Entrepreneurship: Es ist Zeit, den Business-Plan endgültig zu beerdigen (Teil 2)

Im ersten Teil des Artikels hat der Autor dafür plädiert, den Business-Plan als Relikt aus vergangenen Zeiten abzuschaffen: Statt 40-seitiger Business-Pläne, die dann doch kein Investor liest, brauche es schlanke und leichtgewichtige Business-Planning-Tools. Dieser zweite Teil knüpft nahtlos an diese Überlegungen an.

Das Lean Canvas

Das Lean Canvas ist so ein Werkzeug. Von Alex Osterwalders Business Model Canvas adaptiert, ist das Lean Canvas ein Geschäftsmodell auf einer Seite. Wie das Business Model Canvas nutzt auch das Lean Canvas ein Set von Bausteinen, die helfen, eine Schnappschuss der Story unseres Geschäftsmodells einzufangen.

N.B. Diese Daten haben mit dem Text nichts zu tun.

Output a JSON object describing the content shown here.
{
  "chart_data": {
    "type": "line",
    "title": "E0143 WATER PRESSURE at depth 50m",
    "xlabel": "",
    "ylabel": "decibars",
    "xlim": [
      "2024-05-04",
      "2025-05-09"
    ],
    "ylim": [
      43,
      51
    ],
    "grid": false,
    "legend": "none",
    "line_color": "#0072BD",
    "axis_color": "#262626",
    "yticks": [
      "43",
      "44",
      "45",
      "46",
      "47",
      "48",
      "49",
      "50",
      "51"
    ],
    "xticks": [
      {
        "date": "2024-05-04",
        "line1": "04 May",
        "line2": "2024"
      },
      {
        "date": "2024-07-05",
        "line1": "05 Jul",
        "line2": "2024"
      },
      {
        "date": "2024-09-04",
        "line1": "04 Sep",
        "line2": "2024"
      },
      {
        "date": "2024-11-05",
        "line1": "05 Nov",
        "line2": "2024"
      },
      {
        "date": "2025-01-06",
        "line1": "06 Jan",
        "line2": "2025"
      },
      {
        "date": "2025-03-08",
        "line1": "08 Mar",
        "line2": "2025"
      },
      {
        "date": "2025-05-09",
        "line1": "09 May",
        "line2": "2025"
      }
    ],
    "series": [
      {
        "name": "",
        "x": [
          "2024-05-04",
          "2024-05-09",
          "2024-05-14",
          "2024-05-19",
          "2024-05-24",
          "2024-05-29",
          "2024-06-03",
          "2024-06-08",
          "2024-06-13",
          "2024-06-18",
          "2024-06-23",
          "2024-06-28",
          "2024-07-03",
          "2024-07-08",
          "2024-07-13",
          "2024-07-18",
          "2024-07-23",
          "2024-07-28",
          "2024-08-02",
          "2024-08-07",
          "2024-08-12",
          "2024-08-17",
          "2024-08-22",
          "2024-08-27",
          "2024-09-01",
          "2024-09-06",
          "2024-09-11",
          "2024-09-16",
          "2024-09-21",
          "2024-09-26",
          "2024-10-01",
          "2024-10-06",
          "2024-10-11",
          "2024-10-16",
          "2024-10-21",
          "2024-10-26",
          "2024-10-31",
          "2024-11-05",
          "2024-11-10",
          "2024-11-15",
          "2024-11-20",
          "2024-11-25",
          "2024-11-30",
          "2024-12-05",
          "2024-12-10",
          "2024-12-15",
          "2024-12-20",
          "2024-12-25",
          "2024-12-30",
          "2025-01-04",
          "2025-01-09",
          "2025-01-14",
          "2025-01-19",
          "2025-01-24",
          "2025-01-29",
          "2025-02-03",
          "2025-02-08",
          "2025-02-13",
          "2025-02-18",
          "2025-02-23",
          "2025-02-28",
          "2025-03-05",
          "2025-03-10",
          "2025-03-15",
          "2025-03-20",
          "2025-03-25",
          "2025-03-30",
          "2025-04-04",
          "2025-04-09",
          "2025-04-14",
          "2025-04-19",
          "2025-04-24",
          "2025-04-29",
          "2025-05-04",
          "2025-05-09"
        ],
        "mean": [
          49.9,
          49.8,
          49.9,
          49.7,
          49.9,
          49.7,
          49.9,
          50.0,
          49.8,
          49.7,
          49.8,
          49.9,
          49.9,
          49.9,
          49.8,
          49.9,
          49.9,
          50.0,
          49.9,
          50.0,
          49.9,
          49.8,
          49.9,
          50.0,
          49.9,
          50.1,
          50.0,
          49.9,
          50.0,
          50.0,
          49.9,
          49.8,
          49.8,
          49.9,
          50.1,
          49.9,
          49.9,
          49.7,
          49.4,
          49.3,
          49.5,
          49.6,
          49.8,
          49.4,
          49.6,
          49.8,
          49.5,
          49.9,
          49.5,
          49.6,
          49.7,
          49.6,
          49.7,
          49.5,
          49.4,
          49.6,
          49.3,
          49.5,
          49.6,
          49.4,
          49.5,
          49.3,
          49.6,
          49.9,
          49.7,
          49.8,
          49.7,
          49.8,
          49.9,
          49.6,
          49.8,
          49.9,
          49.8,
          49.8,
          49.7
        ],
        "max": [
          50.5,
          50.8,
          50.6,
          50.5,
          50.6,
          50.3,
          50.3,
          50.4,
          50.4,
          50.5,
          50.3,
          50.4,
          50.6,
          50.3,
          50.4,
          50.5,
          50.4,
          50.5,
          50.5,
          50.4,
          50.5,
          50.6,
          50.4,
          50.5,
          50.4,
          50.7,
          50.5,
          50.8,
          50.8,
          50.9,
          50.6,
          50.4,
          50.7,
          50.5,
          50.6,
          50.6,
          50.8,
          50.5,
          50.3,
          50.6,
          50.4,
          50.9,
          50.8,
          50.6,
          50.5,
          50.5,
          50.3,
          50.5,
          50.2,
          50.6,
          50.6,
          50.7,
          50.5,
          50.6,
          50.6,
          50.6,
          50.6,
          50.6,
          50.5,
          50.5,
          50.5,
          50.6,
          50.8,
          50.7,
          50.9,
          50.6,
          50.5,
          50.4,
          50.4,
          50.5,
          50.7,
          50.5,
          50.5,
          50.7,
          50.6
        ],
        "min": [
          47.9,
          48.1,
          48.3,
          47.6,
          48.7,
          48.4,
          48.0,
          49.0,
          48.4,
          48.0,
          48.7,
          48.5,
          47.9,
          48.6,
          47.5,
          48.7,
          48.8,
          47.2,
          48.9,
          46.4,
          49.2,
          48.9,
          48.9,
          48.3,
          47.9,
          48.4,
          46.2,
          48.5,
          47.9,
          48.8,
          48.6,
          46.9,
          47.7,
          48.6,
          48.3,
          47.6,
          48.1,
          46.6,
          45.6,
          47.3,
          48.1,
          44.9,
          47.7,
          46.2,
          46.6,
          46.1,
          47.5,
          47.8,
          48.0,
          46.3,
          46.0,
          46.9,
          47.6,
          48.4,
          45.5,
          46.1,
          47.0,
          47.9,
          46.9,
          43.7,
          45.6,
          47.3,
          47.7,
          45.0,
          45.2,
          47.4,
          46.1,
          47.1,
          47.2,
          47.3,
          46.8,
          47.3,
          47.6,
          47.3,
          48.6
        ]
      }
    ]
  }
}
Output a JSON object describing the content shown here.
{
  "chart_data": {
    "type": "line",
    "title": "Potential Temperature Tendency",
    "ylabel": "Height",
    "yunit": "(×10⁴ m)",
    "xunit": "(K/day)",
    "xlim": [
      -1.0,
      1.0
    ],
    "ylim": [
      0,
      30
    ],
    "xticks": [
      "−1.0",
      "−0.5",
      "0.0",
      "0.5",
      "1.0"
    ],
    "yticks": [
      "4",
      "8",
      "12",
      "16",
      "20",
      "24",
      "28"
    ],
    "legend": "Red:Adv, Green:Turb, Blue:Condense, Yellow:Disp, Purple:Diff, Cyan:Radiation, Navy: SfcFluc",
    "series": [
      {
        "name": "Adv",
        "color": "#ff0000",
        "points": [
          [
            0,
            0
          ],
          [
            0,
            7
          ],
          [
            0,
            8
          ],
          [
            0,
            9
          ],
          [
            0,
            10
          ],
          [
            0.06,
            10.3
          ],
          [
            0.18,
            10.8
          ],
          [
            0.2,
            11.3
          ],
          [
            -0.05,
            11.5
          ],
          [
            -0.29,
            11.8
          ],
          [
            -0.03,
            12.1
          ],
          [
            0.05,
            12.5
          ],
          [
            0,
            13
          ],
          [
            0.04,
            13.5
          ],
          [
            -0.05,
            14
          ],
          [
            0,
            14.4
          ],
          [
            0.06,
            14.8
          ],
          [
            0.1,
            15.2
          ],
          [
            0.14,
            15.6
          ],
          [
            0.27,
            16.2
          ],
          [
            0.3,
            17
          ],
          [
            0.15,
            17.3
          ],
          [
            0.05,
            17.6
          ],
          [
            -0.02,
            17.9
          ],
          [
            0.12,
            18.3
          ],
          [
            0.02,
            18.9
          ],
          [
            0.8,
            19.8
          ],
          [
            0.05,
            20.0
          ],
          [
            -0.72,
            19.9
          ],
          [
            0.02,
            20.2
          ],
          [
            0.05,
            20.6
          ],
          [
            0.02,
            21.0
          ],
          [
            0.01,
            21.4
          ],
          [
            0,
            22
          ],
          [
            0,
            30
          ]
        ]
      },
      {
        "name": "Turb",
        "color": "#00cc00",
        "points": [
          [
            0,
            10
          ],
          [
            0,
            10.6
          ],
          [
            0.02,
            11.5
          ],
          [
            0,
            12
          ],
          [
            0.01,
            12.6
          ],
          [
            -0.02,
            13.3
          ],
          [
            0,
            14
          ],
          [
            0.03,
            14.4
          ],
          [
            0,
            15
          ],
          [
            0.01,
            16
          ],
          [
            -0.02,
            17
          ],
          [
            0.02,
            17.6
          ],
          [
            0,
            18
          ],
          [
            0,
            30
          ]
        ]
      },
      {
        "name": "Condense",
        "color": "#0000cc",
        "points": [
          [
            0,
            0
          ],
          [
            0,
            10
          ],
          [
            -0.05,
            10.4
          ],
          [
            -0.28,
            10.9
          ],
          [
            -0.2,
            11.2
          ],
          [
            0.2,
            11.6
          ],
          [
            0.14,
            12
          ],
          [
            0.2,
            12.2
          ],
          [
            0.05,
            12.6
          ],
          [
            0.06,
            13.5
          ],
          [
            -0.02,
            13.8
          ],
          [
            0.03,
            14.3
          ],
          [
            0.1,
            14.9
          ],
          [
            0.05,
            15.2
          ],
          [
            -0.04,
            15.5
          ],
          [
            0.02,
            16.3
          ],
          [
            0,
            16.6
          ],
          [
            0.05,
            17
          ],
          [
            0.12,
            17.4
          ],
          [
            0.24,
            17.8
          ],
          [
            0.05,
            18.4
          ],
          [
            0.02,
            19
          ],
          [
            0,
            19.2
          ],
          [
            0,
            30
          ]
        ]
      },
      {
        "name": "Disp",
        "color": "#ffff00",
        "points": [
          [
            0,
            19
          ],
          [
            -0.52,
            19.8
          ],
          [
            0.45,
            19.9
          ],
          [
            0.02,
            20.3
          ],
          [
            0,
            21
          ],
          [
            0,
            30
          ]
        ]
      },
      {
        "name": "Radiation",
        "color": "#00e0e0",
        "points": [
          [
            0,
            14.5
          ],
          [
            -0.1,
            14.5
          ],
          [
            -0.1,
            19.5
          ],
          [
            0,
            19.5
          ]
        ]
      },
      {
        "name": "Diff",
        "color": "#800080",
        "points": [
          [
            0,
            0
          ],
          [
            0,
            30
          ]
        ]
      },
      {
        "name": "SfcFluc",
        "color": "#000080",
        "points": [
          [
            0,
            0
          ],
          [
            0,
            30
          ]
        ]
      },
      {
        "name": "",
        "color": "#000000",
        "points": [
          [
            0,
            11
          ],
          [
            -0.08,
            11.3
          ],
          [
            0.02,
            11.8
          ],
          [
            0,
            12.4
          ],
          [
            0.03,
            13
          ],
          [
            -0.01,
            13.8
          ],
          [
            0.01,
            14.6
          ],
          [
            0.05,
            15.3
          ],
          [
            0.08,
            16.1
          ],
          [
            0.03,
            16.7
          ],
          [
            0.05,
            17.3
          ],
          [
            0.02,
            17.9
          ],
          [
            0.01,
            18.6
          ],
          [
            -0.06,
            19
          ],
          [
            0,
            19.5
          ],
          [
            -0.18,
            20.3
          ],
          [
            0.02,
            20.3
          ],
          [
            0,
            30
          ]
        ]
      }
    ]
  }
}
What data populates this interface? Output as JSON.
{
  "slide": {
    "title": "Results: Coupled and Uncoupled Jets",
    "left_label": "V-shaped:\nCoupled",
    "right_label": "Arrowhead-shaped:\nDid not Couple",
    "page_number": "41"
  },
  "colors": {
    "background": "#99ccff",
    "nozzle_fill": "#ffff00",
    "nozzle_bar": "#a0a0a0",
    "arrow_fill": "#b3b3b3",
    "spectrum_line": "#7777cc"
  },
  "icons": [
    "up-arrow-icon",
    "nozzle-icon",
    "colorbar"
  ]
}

Zwar hat das Lean Canvas viele Felder mit dem Business Model Canvas gemeinsam, doch das Lean Canvas wurde von Anfang an mit anderen und spezifischen Zielen entwickelt.

1. Macher-/Entrepreneur-fokussiert

Das Lean Canvas fußt grundsätzlich auf einem Customer-Problem-Solution-Paradigma, das nicht Macher-fokussiert ist. Während Geschäftsmodell-Puristen das Lean Canvas dafür kritisieren mögen, dass es zu produktorientiert ist, liegt gerade darin sein Reiz. Durch die Verkleidung eines Business-Planning-Werkzeugs als Tool zum Einfangen von Ideen bringen wir mehr Macher dazu, sich zu engagieren – was ein Gewinn ist.

Jeder Macher auf der Welt will über seine Lösung sprechen. Als musste es dafür ein Feld geben.

2. Die Voreingenommenheit des Innovators adressieren

Wenngleich es ein Solution-Feld auf dem Canvas gibt, ist es absichtlich eines der kleineren Felder. Nicht, weil es unwichtig ist, eine großartige Lösung zu bauen, sondern weil das Bauen einer Lösung nur ein Teil des wirklichen Produkts eines Entrepreneurs ist.

Das Geschäftsmodell und nicht die Lösung ist das wahre Produkt.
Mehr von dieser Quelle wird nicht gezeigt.